China’s $3.08 billion trade surplus last month was 95% smaller than the average of $60.4 billion over the six prior months and the weakest monthly result since February 2014.  Exports recorded a 15% on-year drop instead of rising 10% as analysts were assuming.  Imports fell by 12.7% from the year-earlier level.

There were also several bits of news out of Japan overnight.

  • Minutes from the Bank of Japan’s March 16-17 Board meeting express optimism in a continuing economic recovery and declare that even as current inflation has eased, expected inflation is rising.
  • The central bank’s quarterly branch managers survey upgraded its assessment for a third of Japan’s nine geographical regions.

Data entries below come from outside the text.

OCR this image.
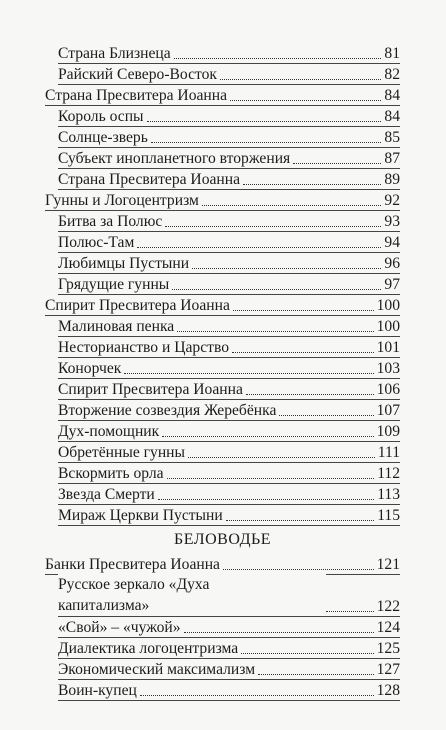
Страна Близнеца	81
Райский Северо-Восток	82
Страна Пресвитера Иоанна	84
Король оспы	84
Солнце-зверь	85
Субъект инопланетного вторжения	87
Страна Пресвитера Иоанна	89
Гунны и Логоцентризм	92
Битва за Полюс	93
Полюс-Там	94
Любимцы Пустыни	96
Грядущие гунны	97
Спирит Пресвитера Иоанна	100
Малиновая пенка	100
Несторианство и Царство	101
Конорчек	103
Спирит Пресвитера Иоанна	106
Вторжение созвездия Жеребёнка	107
Дух-помощник	109
Обретённые гунны	111
Вскормить орла	112
Звезда Смерти	113
Мираж Церкви Пустыни	115
БЕЛОВОДЬЕ
Банки Пресвитера Иоанна	121
Русское зеркало «Духа
капитализма»	122
«Свой» – «чужой»	124
Диалектика логоцентризма	125
Экономический максимализм	127
Воин-купец	128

All are recovering, but the strength of the upturn continues to be blunted by softer personal consumption.
  • Core private machinery orders slid 0.4% in February, only about a fourth as much as anticipated.  The January-February average level was 3.8% greater than in the fourth quarter of 2014, and February’s level was 5.9% higher on year.  Public sector orders fell back 21.9% after jumping 25.8% in the previous month, and foreign orders were 8.0% greater in February than January and 20.5% higher in January-February than the average 4Q14 level. 
  • M2 money posted a 3.6% on-year advance in March, the largest gain since December but only 0.1 percentage point above the first-quarter increase.  Broad liquidity decelerated to a 3.3% 12-month rate of climb.
  • Domestic corporate goods prices increased 0.3% in March, most since last July, and the on-year pace of 0.7% was the highest since December.  Export prices fell 4.8% on year, while import prices plunged by 17.1%.

Greek markets are closed in observance of the Orthodox Easter Monday holiday.

The dollar is up on balance by 0.7% against the euro and Swissie overnight, having touched a low of $1.0520 relative to the common European currency.  Even greater U.S. dollar gains have been made vis-a-vis the Australian and New Zealand dollars of 1.4% and 1.3%, and the loonie has lost 0.6%.  The dollar is also up 0.4% relative to the yen, 0.2% versus sterling and 0.1% against the yuan.

West Texas Intermediate oil rose 1.6% to $52.47 per barrel.  Comex gold is 0.5% lower at $1,199.10 per ounce.

Share prices advanced 2.7% in Hong Kong and 1.8% in China but slid 0.2% in Japan and thus far are unchanged in France and Germany.

Ireland’s construction-sector purchasing managers index rebounded 0.9 points in March to 52.9 following a 5.1-point slide in February to 52.0.

Italian industrial production reversed a 0.7% slide in January with a 0.6% rebound in February, but the 12-month comparison stayed in the red at minus 0.2%.

The French current account deficit grew six-fold to EUR 1.8 billion in February compared to January’s size.  The Czech current account surplus of CZK 33 billion in February was about a third larger than forecast.

Consumer prices in Portugal were 0.3% higher in March than a year before, a shift from a 0.2% on-year decline in February.  Finnish wages in December-January were 1.2% greater than a year earlier.